Tax badged (hidden questions)

Tax badged (hidden questions)

Tax “Badges of Trade”

The Income Tax (Trading and Other Income) Act 2005 states that the trading profit of a person who is resident in the UK are chargeable to income tax whether the trade is carried on. The trading profits of a non UK resident are chargeable to income tax only if the trade is carried on wholly or partly in the UK. When deciding if someone is trading or not it’s important to make two distinctions:

(a) The distinction between employment and self-employment

(b) For a taxpayer who sells goods or other assets, the distinction is between trading activities and non-trading activities.

Section 989 of the Income tax states that a “Trade” includes “any venture in the nature of trade”. This circular definition is f little real help and therefore it has been left largely to the courts to decide whether or not a given activity constitutes trading.

The way to distinguish is through the “badges of trade”, they are as follows:

(a) Subject matter of transaction

If a taxpayer sells assets of a type which might normally be acquitted for personal enjoyment or held as a source of income, this may suggest that any profit arising on their sale should be treated as a capital gain rather than a trading profit. But if the assets concerned do not provide personal enjoyment and do not yield income, it would seem that the only way in which they could be turned to advantage is by selling them. In these circumstances, any profit arising on their sale might be treated as a trading profit. In Mary v Lowry 1926 the tax payer bought and sold a huge quantity of ware surplus lien. In Rutledge v CIR 1929 the taxpayer bought and sold one million toilet rolls. In both cases, it was held that the subject matter of the transaction was such that activity could be construed as trading.

(b) Length of the period of ownership

Trading stocks are normally retained for only a short period before being sold, whereas assets acquired for personal use or as a source of income are generally retained for longer. Therefore, if assets are bought and sold within a short space, of time it is more likely that any profit made will be treated as trading profit.

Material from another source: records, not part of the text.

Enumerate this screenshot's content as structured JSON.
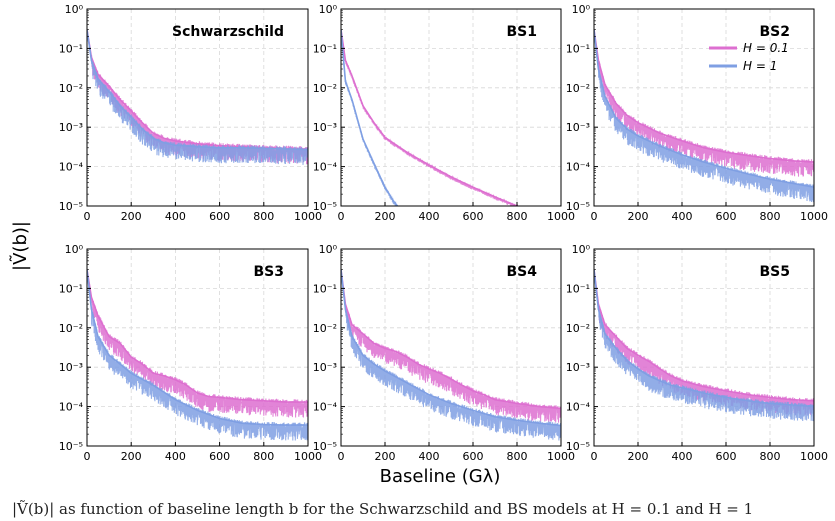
{
  "figure": {
    "xlabel": "Baseline (Gλ)",
    "ylabel": "|Ṽ(b)|",
    "caption": "|Ṽ(b)| as function of baseline length b for the Schwarzschild and BS models at H = 0.1 and H = 1"
  },
  "colors": {
    "h01": "#dd6fd0",
    "h1": "#7f9fe3",
    "overlap": "#7a55c8"
  },
  "chart_data": [
    {
      "type": "line",
      "title": "Schwarzschild",
      "xlim": [
        0,
        1000
      ],
      "ylim": [
        1e-05,
        1
      ],
      "yscale": "log",
      "grid": true,
      "xticks": [
        "0",
        "200",
        "400",
        "600",
        "800",
        "1000"
      ],
      "yticks": [
        "10⁻⁵",
        "10⁻⁴",
        "10⁻³",
        "10⁻²",
        "10⁻¹",
        "10⁰"
      ],
      "series": [
        {
          "name": "H = 0.1",
          "x": [
            0,
            20,
            50,
            100,
            150,
            200,
            250,
            300,
            350,
            400,
            500,
            600,
            700,
            800,
            900,
            1000
          ],
          "y": [
            0.3,
            0.06,
            0.022,
            0.011,
            0.005,
            0.0026,
            0.0013,
            0.0007,
            0.00052,
            0.00045,
            0.00038,
            0.00034,
            0.00032,
            0.0003,
            0.00029,
            0.00028
          ]
        },
        {
          "name": "H = 1",
          "x": [
            0,
            20,
            50,
            100,
            150,
            200,
            250,
            300,
            350,
            400,
            500,
            600,
            700,
            800,
            900,
            1000
          ],
          "y": [
            0.3,
            0.05,
            0.017,
            0.008,
            0.0035,
            0.0018,
            0.0009,
            0.00052,
            0.0004,
            0.00035,
            0.00032,
            0.0003,
            0.0003,
            0.00029,
            0.00028,
            0.00027
          ]
        }
      ]
    },
    {
      "type": "line",
      "title": "BS1",
      "xlim": [
        0,
        1000
      ],
      "ylim": [
        1e-05,
        1
      ],
      "yscale": "log",
      "grid": true,
      "xticks": [
        "0",
        "200",
        "400",
        "600",
        "800",
        "1000"
      ],
      "yticks": [
        "10⁻⁵",
        "10⁻⁴",
        "10⁻³",
        "10⁻²",
        "10⁻¹",
        "10⁰"
      ],
      "series": [
        {
          "name": "H = 0.1",
          "x": [
            0,
            20,
            50,
            100,
            150,
            200,
            300,
            400,
            500,
            600,
            700,
            800,
            820
          ],
          "y": [
            0.3,
            0.05,
            0.02,
            0.0035,
            0.0013,
            0.00055,
            0.00023,
            0.00011,
            5.5e-05,
            3e-05,
            1.7e-05,
            1e-05,
            9.5e-06
          ]
        },
        {
          "name": "H = 1",
          "x": [
            0,
            20,
            50,
            100,
            150,
            200,
            240,
            260
          ],
          "y": [
            0.3,
            0.015,
            0.005,
            0.0005,
            0.00012,
            3e-05,
            1.3e-05,
            9.5e-06
          ]
        }
      ]
    },
    {
      "type": "line",
      "title": "BS2",
      "xlim": [
        0,
        1000
      ],
      "ylim": [
        1e-05,
        1
      ],
      "yscale": "log",
      "grid": true,
      "legend": "top-right",
      "xticks": [
        "0",
        "200",
        "400",
        "600",
        "800",
        "1000"
      ],
      "yticks": [
        "10⁻⁵",
        "10⁻⁴",
        "10⁻³",
        "10⁻²",
        "10⁻¹",
        "10⁰"
      ],
      "series": [
        {
          "name": "H = 0.1",
          "x": [
            0,
            20,
            50,
            100,
            150,
            200,
            300,
            400,
            500,
            600,
            700,
            800,
            900,
            1000
          ],
          "y": [
            0.3,
            0.05,
            0.012,
            0.004,
            0.002,
            0.0013,
            0.0007,
            0.00045,
            0.0003,
            0.00023,
            0.00019,
            0.00016,
            0.00014,
            0.00013
          ]
        },
        {
          "name": "H = 1",
          "x": [
            0,
            20,
            50,
            100,
            150,
            200,
            300,
            400,
            500,
            600,
            700,
            800,
            900,
            1000
          ],
          "y": [
            0.3,
            0.03,
            0.006,
            0.0017,
            0.0009,
            0.0006,
            0.00033,
            0.0002,
            0.00013,
            9e-05,
            6.5e-05,
            4.8e-05,
            3.8e-05,
            3e-05
          ]
        }
      ]
    },
    {
      "type": "line",
      "title": "BS3",
      "xlim": [
        0,
        1000
      ],
      "ylim": [
        1e-05,
        1
      ],
      "yscale": "log",
      "grid": true,
      "xticks": [
        "0",
        "200",
        "400",
        "600",
        "800",
        "1000"
      ],
      "yticks": [
        "10⁻⁵",
        "10⁻⁴",
        "10⁻³",
        "10⁻²",
        "10⁻¹",
        "10⁰"
      ],
      "series": [
        {
          "name": "H = 0.1",
          "x": [
            0,
            20,
            50,
            100,
            150,
            200,
            250,
            300,
            350,
            400,
            450,
            500,
            550,
            600,
            700,
            800,
            900,
            1000
          ],
          "y": [
            0.3,
            0.06,
            0.02,
            0.006,
            0.004,
            0.0018,
            0.0012,
            0.0007,
            0.0006,
            0.00048,
            0.00035,
            0.00022,
            0.00018,
            0.00017,
            0.00015,
            0.00014,
            0.00013,
            0.00013
          ]
        },
        {
          "name": "H = 1",
          "x": [
            0,
            20,
            50,
            100,
            150,
            200,
            300,
            400,
            500,
            600,
            700,
            800,
            900,
            1000
          ],
          "y": [
            0.3,
            0.03,
            0.006,
            0.002,
            0.0012,
            0.0007,
            0.00035,
            0.00015,
            8e-05,
            5e-05,
            3.8e-05,
            3.5e-05,
            3.4e-05,
            3.4e-05
          ]
        }
      ]
    },
    {
      "type": "line",
      "title": "BS4",
      "xlim": [
        0,
        1000
      ],
      "ylim": [
        1e-05,
        1
      ],
      "yscale": "log",
      "grid": true,
      "xticks": [
        "0",
        "200",
        "400",
        "600",
        "800",
        "1000"
      ],
      "yticks": [
        "10⁻⁵",
        "10⁻⁴",
        "10⁻³",
        "10⁻²",
        "10⁻¹",
        "10⁰"
      ],
      "series": [
        {
          "name": "H = 0.1",
          "x": [
            0,
            20,
            50,
            100,
            150,
            200,
            250,
            300,
            350,
            400,
            450,
            500,
            550,
            600,
            650,
            700,
            800,
            900,
            1000
          ],
          "y": [
            0.3,
            0.04,
            0.012,
            0.007,
            0.004,
            0.003,
            0.0025,
            0.0018,
            0.0012,
            0.0009,
            0.0007,
            0.0005,
            0.00035,
            0.00025,
            0.0002,
            0.00015,
            0.00012,
            0.0001,
            9e-05
          ]
        },
        {
          "name": "H = 1",
          "x": [
            0,
            20,
            50,
            100,
            150,
            200,
            300,
            400,
            500,
            600,
            700,
            800,
            900,
            1000
          ],
          "y": [
            0.3,
            0.03,
            0.006,
            0.002,
            0.0012,
            0.0008,
            0.0004,
            0.0002,
            0.00012,
            8e-05,
            5.5e-05,
            4.5e-05,
            3.8e-05,
            3.3e-05
          ]
        }
      ]
    },
    {
      "type": "line",
      "title": "BS5",
      "xlim": [
        0,
        1000
      ],
      "ylim": [
        1e-05,
        1
      ],
      "yscale": "log",
      "grid": true,
      "xticks": [
        "0",
        "200",
        "400",
        "600",
        "800",
        "1000"
      ],
      "yticks": [
        "10⁻⁵",
        "10⁻⁴",
        "10⁻³",
        "10⁻²",
        "10⁻¹",
        "10⁰"
      ],
      "series": [
        {
          "name": "H = 0.1",
          "x": [
            0,
            20,
            50,
            100,
            150,
            200,
            250,
            300,
            350,
            400,
            500,
            600,
            700,
            800,
            900,
            1000
          ],
          "y": [
            0.3,
            0.04,
            0.012,
            0.006,
            0.003,
            0.002,
            0.0014,
            0.0009,
            0.0006,
            0.00045,
            0.00032,
            0.00025,
            0.0002,
            0.00017,
            0.00015,
            0.00014
          ]
        },
        {
          "name": "H = 1",
          "x": [
            0,
            20,
            50,
            100,
            150,
            200,
            250,
            300,
            350,
            400,
            500,
            600,
            700,
            800,
            900,
            1000
          ],
          "y": [
            0.3,
            0.03,
            0.007,
            0.003,
            0.0015,
            0.0009,
            0.0006,
            0.00045,
            0.00035,
            0.0003,
            0.00022,
            0.00017,
            0.00014,
            0.00012,
            0.00011,
            0.0001
          ]
        }
      ]
    }
  ]
}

(c) Frequency of transactions

The more often a taxpayer repeats a certain type of transaction, the more likely it is that the activity will be construed as trading. In Pickford v Quirke 1927, the taxpayer bought a cotton mill and sold off its assets at a profit. This was the fourth time he had carried out this type of transaction. Ir was held to trading.

(d) Supplementary work

A taxpayer who buys an asset, performs work on the asset so to make it more saleable and then sells the asset is more likely to be regarded as trading than someone who simply buys and sells an asset without performing any supplementary work. In Cape Brandy Syndicate v CIR 192, a group of individuals bought a large quantity of brandy which they first blended and sold. Held it was trading.

 (e) Reason for the sale

The circumstances which have prompted the sale of an asset might be taken into account when deciding whether trading has occurred. A sale necessitated by a sudden urgent need for cash is less likely to be regarded as trading activity than a sale made in the normal course of events.

(f) Motive

The presence of a profit motive in the mind of the taxpayer when acquiring an asset provides strong evidence of trading. In Wisdom v Chamberlain 1969, the taxpayer acquired silver bullion with the intention of selling it as a profit and eventually did so. Held to be trading. However, this test is not always conclusive. After all, many investments are bought at least partially with a view to their long term sale at a profit and yet such profits are generally treated as capital gains. This point emphasises the need to consider the evidence provided by all of the badges of trade (not just one) when trying to decide whether or not trading has occurred. Since trading requires the presence of a profit motive when the asset is acquired, the sale of an asset originally acquired by inheritance or by gift or in any way other than purchase is very unlikely to be considered as trading.